> Originally the Sony NEWS team had to decide which version of Unix to use: BSD or AT&T System V. The project leader was interested in the potential commercial support for System V, but the engineering team preferred BSD because it had rich networking features including TCP/IP. Eventually BSD was chosen because they believed that computer networks would be important in the future
Funny. I should have been more thorough. I skimmed the article, and thought it was Sony's effort to provide journalists with a portable version of their mainframe-connected boxed back in the office.
I must have made that mental link because of the name, and because of Sony's long history of producing news gathering and production gear. (The predecessor of the Walkman was the Pressman. My first introduction to XML was a Sony media server.)
The closest thing that I am aware of was Symbolics OpenGenera.

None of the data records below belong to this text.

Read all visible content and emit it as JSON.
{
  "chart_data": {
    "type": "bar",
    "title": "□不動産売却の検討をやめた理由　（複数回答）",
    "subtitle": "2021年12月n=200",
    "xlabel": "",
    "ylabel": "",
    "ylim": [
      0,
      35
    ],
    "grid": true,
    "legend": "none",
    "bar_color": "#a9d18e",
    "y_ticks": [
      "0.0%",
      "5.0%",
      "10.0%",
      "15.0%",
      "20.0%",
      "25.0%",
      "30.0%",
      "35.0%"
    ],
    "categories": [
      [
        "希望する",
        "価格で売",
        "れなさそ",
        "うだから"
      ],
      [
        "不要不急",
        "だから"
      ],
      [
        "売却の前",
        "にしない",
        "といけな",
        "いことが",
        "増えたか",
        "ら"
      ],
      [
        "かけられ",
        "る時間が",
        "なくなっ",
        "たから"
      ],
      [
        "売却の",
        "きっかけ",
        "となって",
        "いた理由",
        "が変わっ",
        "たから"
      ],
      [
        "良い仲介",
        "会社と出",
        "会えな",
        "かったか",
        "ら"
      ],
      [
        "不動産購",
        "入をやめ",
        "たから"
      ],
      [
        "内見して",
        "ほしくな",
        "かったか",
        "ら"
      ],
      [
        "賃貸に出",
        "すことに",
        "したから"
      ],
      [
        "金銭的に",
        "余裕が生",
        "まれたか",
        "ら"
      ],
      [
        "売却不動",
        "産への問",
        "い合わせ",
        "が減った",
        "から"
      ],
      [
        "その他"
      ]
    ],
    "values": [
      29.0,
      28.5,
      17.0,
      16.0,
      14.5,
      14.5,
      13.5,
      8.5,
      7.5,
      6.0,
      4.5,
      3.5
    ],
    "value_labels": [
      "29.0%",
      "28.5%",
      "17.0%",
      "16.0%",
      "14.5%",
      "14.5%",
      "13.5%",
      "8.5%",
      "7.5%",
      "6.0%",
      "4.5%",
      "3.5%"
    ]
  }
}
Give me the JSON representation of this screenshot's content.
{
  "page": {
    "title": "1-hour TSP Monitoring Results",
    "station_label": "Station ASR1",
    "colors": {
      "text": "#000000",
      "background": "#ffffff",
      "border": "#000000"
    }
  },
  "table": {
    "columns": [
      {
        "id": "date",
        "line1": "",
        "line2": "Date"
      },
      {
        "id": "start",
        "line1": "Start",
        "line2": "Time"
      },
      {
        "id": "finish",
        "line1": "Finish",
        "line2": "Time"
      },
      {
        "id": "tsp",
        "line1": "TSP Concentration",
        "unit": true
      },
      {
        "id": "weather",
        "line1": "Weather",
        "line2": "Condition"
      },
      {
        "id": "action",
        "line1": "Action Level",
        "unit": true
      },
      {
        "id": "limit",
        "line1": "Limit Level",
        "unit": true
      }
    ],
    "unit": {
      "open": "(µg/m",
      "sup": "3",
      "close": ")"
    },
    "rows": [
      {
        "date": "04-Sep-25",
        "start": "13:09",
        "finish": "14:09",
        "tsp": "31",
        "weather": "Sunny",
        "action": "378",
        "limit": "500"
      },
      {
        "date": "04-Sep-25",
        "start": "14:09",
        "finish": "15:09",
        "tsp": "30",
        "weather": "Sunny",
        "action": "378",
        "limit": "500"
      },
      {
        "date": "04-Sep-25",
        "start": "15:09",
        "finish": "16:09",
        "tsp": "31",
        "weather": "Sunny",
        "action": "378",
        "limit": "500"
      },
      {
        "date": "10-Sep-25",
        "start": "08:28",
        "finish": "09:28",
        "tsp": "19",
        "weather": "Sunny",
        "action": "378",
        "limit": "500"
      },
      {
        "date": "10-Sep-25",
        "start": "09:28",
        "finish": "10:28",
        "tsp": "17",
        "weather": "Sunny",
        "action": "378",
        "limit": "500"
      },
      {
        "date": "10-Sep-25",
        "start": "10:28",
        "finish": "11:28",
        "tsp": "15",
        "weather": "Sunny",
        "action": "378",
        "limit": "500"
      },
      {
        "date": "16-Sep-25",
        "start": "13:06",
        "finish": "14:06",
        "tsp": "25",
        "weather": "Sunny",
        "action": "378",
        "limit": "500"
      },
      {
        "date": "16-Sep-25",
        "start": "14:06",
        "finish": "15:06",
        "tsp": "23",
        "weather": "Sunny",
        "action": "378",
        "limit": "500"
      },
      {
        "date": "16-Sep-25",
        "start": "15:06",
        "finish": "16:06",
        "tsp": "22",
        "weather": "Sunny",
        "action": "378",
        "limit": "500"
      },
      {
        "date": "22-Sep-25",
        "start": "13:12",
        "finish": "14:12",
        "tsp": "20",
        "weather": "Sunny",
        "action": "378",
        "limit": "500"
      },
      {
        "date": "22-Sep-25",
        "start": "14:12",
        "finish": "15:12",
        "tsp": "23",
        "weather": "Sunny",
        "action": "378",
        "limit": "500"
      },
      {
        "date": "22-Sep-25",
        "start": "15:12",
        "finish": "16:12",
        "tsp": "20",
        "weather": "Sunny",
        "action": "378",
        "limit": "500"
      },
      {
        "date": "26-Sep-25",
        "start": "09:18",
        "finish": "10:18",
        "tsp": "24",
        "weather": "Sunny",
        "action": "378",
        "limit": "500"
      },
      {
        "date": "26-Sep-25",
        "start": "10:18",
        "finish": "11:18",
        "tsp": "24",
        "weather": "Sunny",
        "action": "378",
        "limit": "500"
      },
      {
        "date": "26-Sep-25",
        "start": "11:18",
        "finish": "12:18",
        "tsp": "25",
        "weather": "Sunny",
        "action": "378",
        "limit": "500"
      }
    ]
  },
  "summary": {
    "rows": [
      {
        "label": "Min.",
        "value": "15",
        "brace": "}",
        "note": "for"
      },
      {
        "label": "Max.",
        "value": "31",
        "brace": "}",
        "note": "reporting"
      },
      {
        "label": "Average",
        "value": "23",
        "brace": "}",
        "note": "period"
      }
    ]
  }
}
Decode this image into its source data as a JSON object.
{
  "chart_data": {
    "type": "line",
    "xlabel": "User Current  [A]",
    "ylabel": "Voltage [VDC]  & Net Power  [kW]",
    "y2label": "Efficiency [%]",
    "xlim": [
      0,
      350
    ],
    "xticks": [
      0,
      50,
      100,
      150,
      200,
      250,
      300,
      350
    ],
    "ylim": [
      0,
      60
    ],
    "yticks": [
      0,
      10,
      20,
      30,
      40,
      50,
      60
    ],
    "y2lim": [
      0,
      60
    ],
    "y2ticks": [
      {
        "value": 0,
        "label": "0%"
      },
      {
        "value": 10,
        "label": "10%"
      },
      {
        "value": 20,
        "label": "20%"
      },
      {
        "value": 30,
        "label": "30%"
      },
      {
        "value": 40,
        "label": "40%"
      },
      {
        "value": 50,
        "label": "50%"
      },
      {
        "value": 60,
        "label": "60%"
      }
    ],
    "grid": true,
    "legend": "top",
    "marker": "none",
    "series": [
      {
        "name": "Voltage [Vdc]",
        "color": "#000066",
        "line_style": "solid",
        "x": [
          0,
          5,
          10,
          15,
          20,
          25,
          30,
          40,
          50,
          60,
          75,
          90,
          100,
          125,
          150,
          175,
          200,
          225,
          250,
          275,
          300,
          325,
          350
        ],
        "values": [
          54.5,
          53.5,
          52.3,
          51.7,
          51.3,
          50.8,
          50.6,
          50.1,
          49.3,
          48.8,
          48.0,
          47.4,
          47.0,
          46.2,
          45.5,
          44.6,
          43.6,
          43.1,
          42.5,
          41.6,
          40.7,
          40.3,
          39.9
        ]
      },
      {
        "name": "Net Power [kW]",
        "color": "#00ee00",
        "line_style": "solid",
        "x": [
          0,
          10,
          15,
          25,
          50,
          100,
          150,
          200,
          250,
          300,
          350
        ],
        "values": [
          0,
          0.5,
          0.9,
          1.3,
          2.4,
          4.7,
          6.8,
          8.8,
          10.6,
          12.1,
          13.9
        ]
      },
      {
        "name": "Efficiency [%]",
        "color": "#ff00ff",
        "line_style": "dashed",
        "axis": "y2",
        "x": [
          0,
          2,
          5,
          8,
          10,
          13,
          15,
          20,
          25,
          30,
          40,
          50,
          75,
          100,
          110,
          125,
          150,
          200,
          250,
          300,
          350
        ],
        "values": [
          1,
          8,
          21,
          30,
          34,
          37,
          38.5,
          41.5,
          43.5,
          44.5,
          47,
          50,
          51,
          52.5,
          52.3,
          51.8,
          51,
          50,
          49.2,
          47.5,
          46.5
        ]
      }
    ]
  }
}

Symbolics (who owned the first ever .com domain on the Internet) made Lisp Machines -- high-powered personal workstations whose entire OS was written in Lisp, right down to the lowest-level code. They used special proprietary processors which executed a sort of Lisp-like bytecode, enabling Lisp to be compiled down into something that ran directly on the metal -- using lists instead of the C model of bytes, words and pointers.
This is the where what is now called the "Windows key" came from: the Lisp Machine's Meta key. That's why Emacs still calls it "meta". Emacs was the native editor of these OSes.
The company devoted a lot of R&D into processor development over the years, moving from arrays of chips to single large chips to smaller chips. Their last hardware was an add-in board that fitted into 680x0 Macintosh computers and ran the Lisp machine's Genera OS in a Classic MacOS window. The code was actually executing on its own hardware in its own separate dedicated RAM and just used the Mac as a display, storage controller and network interface.
After this, the company was unable to keep up with the speed of simpler CPUs that used the C style of design. Symbolics response was to port their OS to run on the most advanced RISC chip of the time: DEC's Alpha processor, the first 64-bit RISC chip.
Symbolics wrote an interpreter for their Lispy bytecode that ran on the Alpha, enabling what was now called OpenGenera to execute as a program under DEC's OSF/1-based UNIX, later called Tru64.
This interpreter was extremely fast because it was implemented to fit entirely into the Alpha's L1 cache -- 8kB each for Instructions and Data. An 8kB runtime meant that it never got flushed while you were running Lisp code.
The typical POWER9 chip has between 80-100~ MB of L3 cache available, which I imagine is more than enough to hold Linux and your choice of userland application in cache.
Now, forcing it to only use cache would be an interesting problem...
I used to work for Sony Broadcast and Professional R&D, as a junior sysadmin and all around project technician, in the UK, and visiting the Oxford office was always a highlight. (The mixing console was designed there, iirc)
They used Windows NT on DEC Alphas, and their sysadmin was always nice to me, despite me being very much an annoying junior n00b.
>> why should there be battery-less portable Workstations
Actually I think the battery in my laptop mostly functions as a UPS, and is rarely used on my lap. I have a home office and used to visit other offices a lot, and the main use case for me is being able to quickly fold my workstation into a bag and take it anywhere. But I plug it in when I get there, and unless I want to code on a plane or a train (I rarely do), it's just a portable workstation.
That's what most people don't understand regarding high spec laptops. Then they will start talking about remote streaming... desktop + cheap laptop = 18-wheeler + bicycle.
> Originally the Sony NEWS team had to decide which version of Unix to use: BSD or AT&T System V. The project leader was interested in the potential commercial support for System V, but the engineering team preferred BSD because it had rich networking features including TCP/IP. Eventually BSD was chosen because they believed that computer networks would be important in the future
-- Taken from the Wikipedia related article.